Google purges 500 harmful Chrome extensions from its Web Store

The extensions injected aggressive, infectious advertisements into millions of users’ browsers

Chrome browser logo

Google has deactivated at least 500 malware-ridden Chrome extensions from its Web Store following the findings of an independent security investigation. 

The removed extensions employed aggressive ‘malvertisements’ by steering users to destination links susceptible to malware downloads and phishing attacks. 

Concern originally rose after independent security researcher Jamila Kaya flagged the activity as suspicious, recognising a common URL across a number of malicious ad redirects, all of which stemmed from a variety of Chrome extensions.

"Individually, I identified more than a dozen extensions that shared a pattern," Kaya told ZDNet

Kaya contacted researchers at Cisco’s Duo Security, and together they used Duo’s security extension ‘CRXcavator’ to identify the Chrome add-ons as dubious, belonging to “a network of copycat plugins sharing nearly identical functionality” as described by Duo’s report on the issue. 

Google’s “receptive and responsive” reaction saw the company swiftly remove more than 500 associated extensions from Chrome’s Web Store, which according to Duo, had garnered an install count totaling more than 1.7 million Chrome users.

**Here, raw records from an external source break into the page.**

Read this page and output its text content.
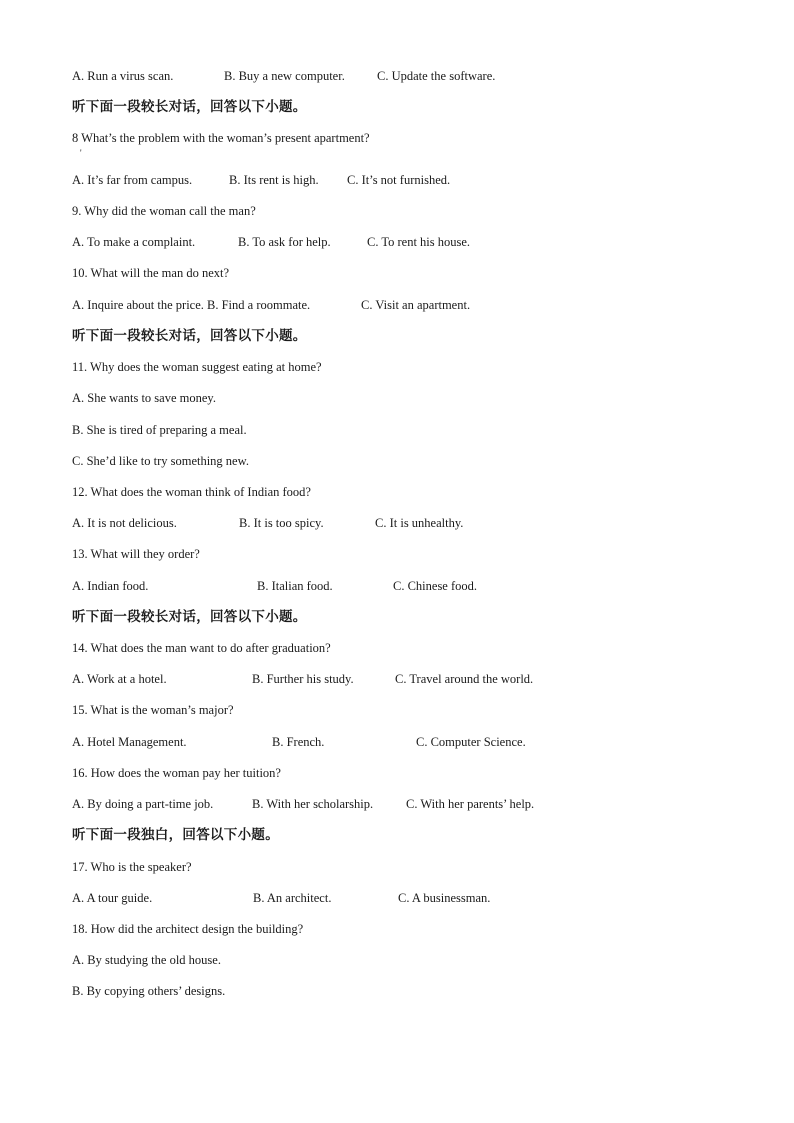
A. Run a virus scan.	B. Buy a new computer.	C. Update the software.
听下面一段较长对话，回答以下小题。
8 What’s the problem with the woman’s present apartment?
'
A. It’s far from campus.	B. Its rent is high. C. It’s not furnished.
9. Why did the woman call the man?
A. To make a complaint.	B. To ask for help.	C. To rent his house.
10. What will the man do next?
A. Inquire about the price. B. Find a roommate.	C. Visit an apartment.
听下面一段较长对话，回答以下小题。
11. Why does the woman suggest eating at home?
A. She wants to save money.
B. She is tired of preparing a meal.
C. She’d like to try something new.
12. What does the woman think of Indian food?
A. It is not delicious.	B. It is too spicy.	C. It is unhealthy.
13. What will they order?
A. Indian food.	B. Italian food.	C. Chinese food.
听下面一段较长对话，回答以下小题。
14. What does the man want to do after graduation?
A. Work at a hotel.	B. Further his study.	C. Travel around the world.
15. What is the woman’s major?
A. Hotel Management.	B. French.	C. Computer Science.
16. How does the woman pay her tuition?
A. By doing a part-time job.	B. With her scholarship.	C. With her parents’ help.
听下面一段独白，回答以下小题。
17. Who is the speaker?
A. A tour guide.	B. An architect.	C. A businessman.
18. How did the architect design the building?
A. By studying the old house.
B. By copying others’ designs.
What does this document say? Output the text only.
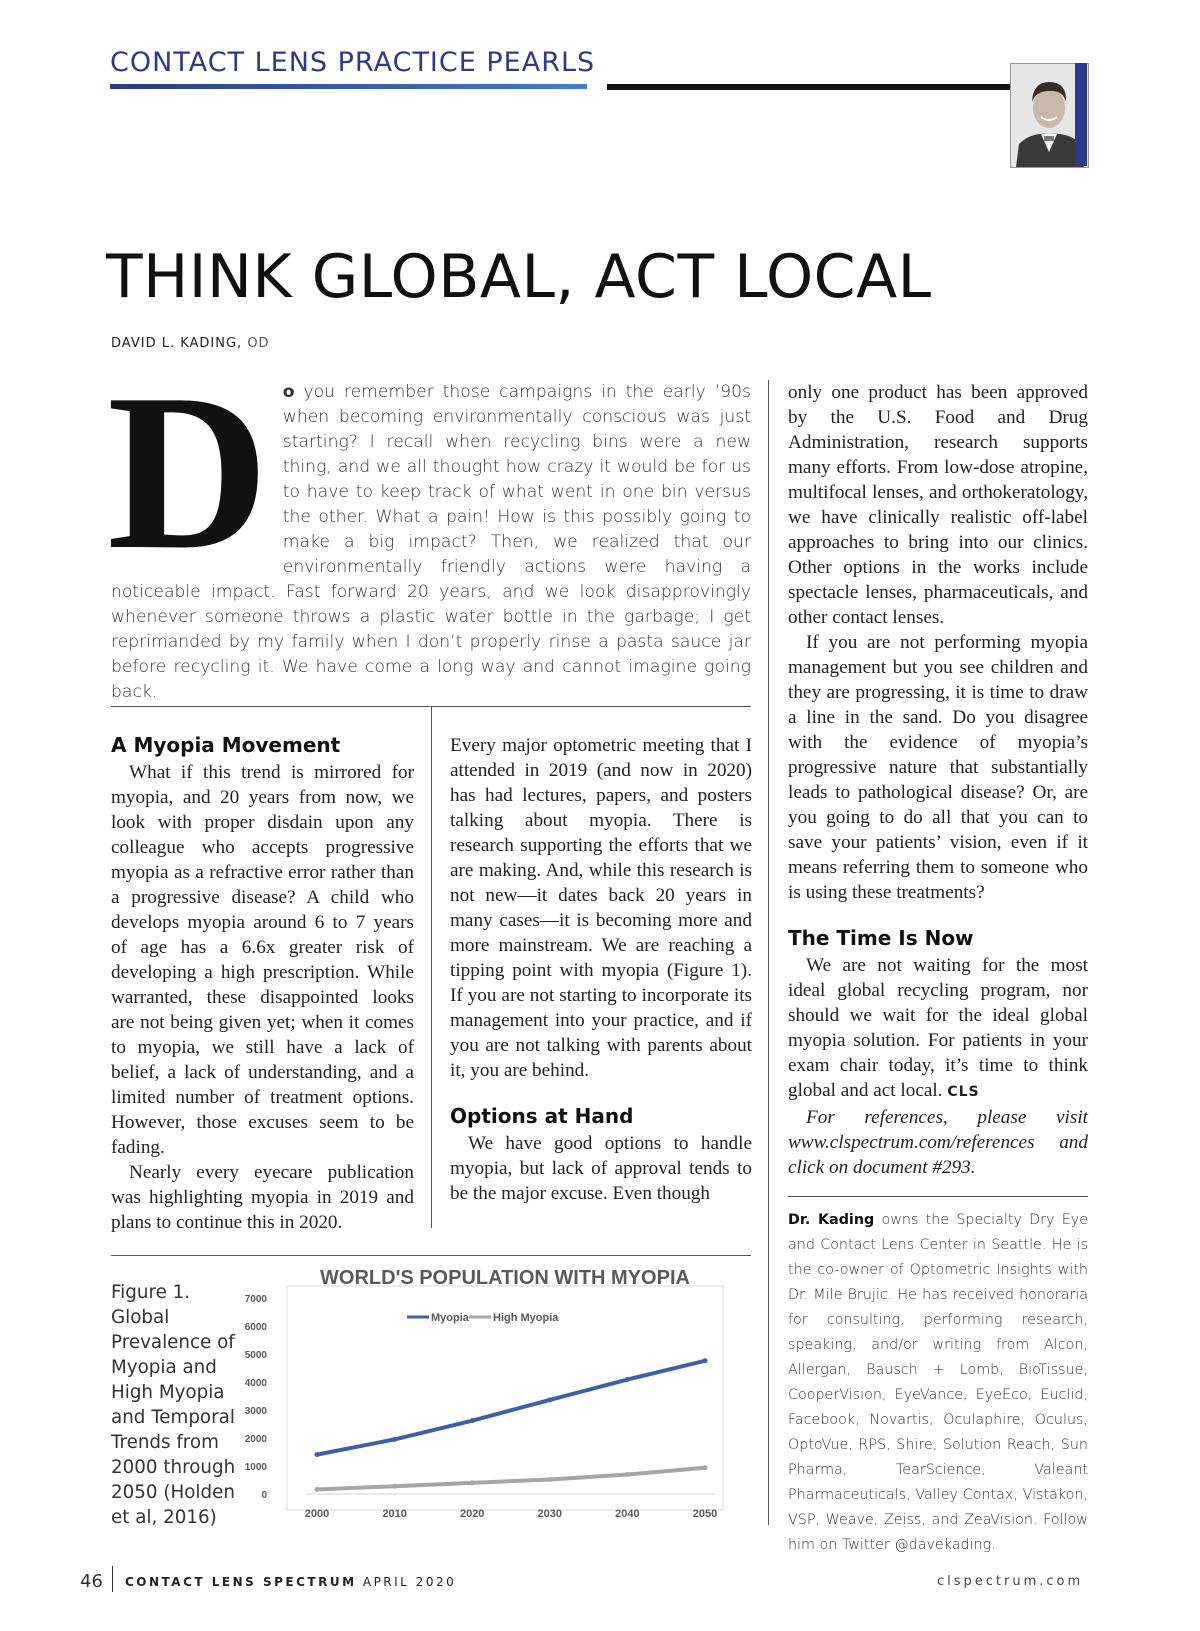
CONTACT LENS PRACTICE PEARLS
THINK GLOBAL, ACT LOCAL
DAVID L. KADING, OD
Do you remember those campaigns in the early ’90s when becoming environmentally conscious was just starting? I recall when recycling bins were a new thing, and we all thought how crazy it would be for us to have to keep track of what went in one bin versus the other. What a pain! How is this possibly going to make a big impact? Then, we realized that our environmentally friendly actions were having a noticeable impact. Fast forward 20 years, and we look disapprovingly whenever someone throws a plastic water bottle in the garbage; I get reprimanded by my family when I don’t properly rinse a pasta sauce jar before recycling it. We have come a long way and cannot imagine going back.
A Myopia Movement

What if this trend is mirrored for myopia, and 20 years from now, we look with proper disdain upon any colleague who accepts progressive myopia as a refractive error rather than a progressive disease? A child who develops myopia around 6 to 7 years of age has a 6.6x greater risk of developing a high prescription. While warranted, these disappointed looks are not being given yet; when it comes to myopia, we still have a lack of belief, a lack of understanding, and a limited number of treatment options. However, those excuses seem to be fading.

Nearly every eyecare publication was highlighting myopia in 2019 and plans to continue this in 2020.

Every major optometric meeting that I attended in 2019 (and now in 2020) has had lectures, papers, and posters talking about myopia. There is research supporting the efforts that we are making. And, while this research is not new—it dates back 20 years in many cases—it is becoming more and more mainstream. We are reaching a tipping point with myopia (Figure 1). If you are not starting to incorporate its management into your practice, and if you are not talking with parents about it, you are behind.

Options at Hand

We have good options to handle myopia, but lack of approval tends to be the major excuse. Even though

only one product has been approved by the U.S. Food and Drug Administration, research supports many efforts. From low-dose atropine, multifocal lenses, and orthokeratology, we have clinically realistic off-label approaches to bring into our clinics. Other options in the works include spectacle lenses, pharmaceuticals, and other contact lenses.

If you are not performing myopia management but you see children and they are progressing, it is time to draw a line in the sand. Do you disagree with the evidence of myopia’s progressive nature that substantially leads to pathological disease? Or, are you going to do all that you can to save your patients’ vision, even if it means referring them to someone who is using these treatments?

The Time Is Now

We are not waiting for the most ideal global recycling program, nor should we wait for the ideal global myopia solution. For patients in your exam chair today, it’s time to think global and act local. CLS

For references, please visit www.clspectrum.com/references and click on document #293.

Dr. Kading owns the Specialty Dry Eye and Contact Lens Center in Seattle. He is the co-owner of Optometric Insights with Dr. Mile Brujic. He has received honoraria for consulting, performing research, speaking, and/or writing from Alcon, Allergan, Bausch + Lomb, BioTissue, CooperVision, EyeVance, EyeEco, Euclid, Facebook, Novartis, Oculaphire, Oculus, OptoVue, RPS, Shire, Solution Reach, Sun Pharma, TearScience, Valeant Pharmaceuticals, Valley Contax, Vistakon, VSP, Weave, Zeiss, and ZeaVision. Follow him on Twitter @davekading.
Figure 1. Global Prevalence of Myopia and High Myopia and Temporal Trends from 2000 through 2050 (Holden et al, 2016)
WORLD'S POPULATION WITH MYOPIA
Myopia High Myopia
0
1000
2000
3000
4000
5000
6000
7000
2000	2010	2020	2030	2040	2050
46 CONTACT LENS SPECTRUM APRIL 2020	clspectrum.com
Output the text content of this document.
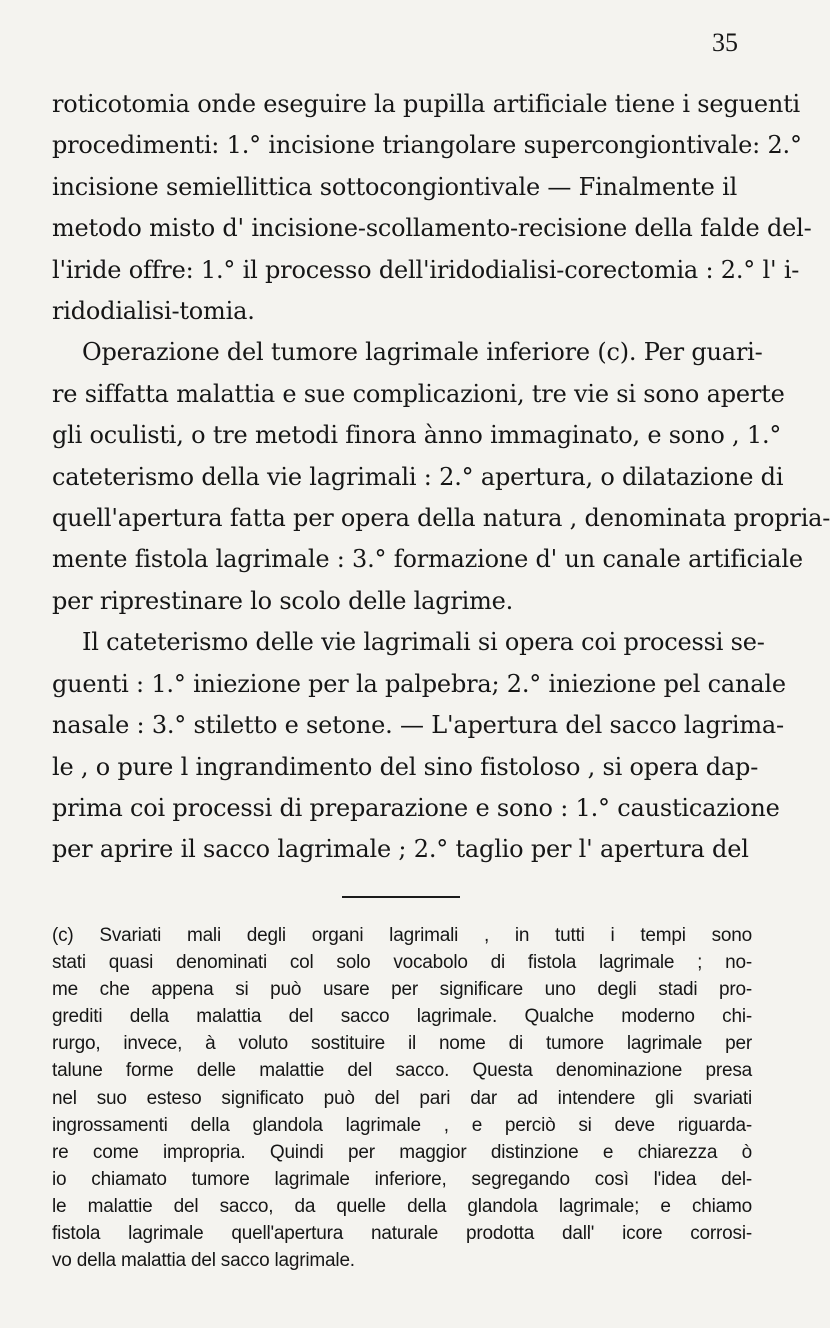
35

roticotomia onde eseguire la pupilla artificiale tiene i seguenti
procedimenti: 1.° incisione triangolare supercongiontivale: 2.°
incisione semiellittica sottocongiontivale — Finalmente il
metodo misto d' incisione-scollamento-recisione della falde del-
l'iride offre: 1.° il processo dell'iridodialisi-corectomia : 2.° l' i-
ridodialisi-tomia.

Operazione del tumore lagrimale inferiore (c). Per guari-
re siffatta malattia e sue complicazioni, tre vie si sono aperte
gli oculisti, o tre metodi finora ànno immaginato, e sono , 1.°
cateterismo della vie lagrimali : 2.° apertura, o dilatazione di
quell'apertura fatta per opera della natura , denominata propria-
mente fistola lagrimale : 3.° formazione d' un canale artificiale
per riprestinare lo scolo delle lagrime.

Il cateterismo delle vie lagrimali si opera coi processi se-
guenti : 1.° iniezione per la palpebra; 2.° iniezione pel canale
nasale : 3.° stiletto e setone. — L'apertura del sacco lagrima-
le , o pure l ingrandimento del sino fistoloso , si opera dap-
prima coi processi di preparazione e sono : 1.° causticazione
per aprire il sacco lagrimale ; 2.° taglio per l' apertura del

(c) Svariati mali degli organi lagrimali , in tutti i tempi sono
stati quasi denominati col solo vocabolo di fistola lagrimale ; no-
me che appena si può usare per significare uno degli stadi pro-
grediti della malattia del sacco lagrimale. Qualche moderno chi-
rurgo, invece, à voluto sostituire il nome di tumore lagrimale per
talune forme delle malattie del sacco. Questa denominazione presa
nel suo esteso significato può del pari dar ad intendere gli svariati
ingrossamenti della glandola lagrimale , e perciò si deve riguarda-
re come impropria. Quindi per maggior distinzione e chiarezza ò
io chiamato tumore lagrimale inferiore, segregando così l'idea del-
le malattie del sacco, da quelle della glandola lagrimale; e chiamo
fistola lagrimale quell'apertura naturale prodotta dall' icore corrosi-
vo della malattia del sacco lagrimale.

“We appreciate the work of the research community, and when we are alerted of extensions in the Web Store that violate our policies, we take action and use those incidents as training material to improve our automated and manual analyses,” said a Google spokesperson in response to Duo’s report. 

Although the ad redirects were described to be particularly hostile and noticeable, this strategy of forceful redirection seems to have become typical of digital advertisers. Thus, it is especially difficult for users to gauge whether or not an ad redirect will jeopardise their personal security. 

Duo researchers speculate the group behind the network to have been operating since the early half of the 2010s. The extensions are suspected to have belonged to a larger malware network operation active for at least two years.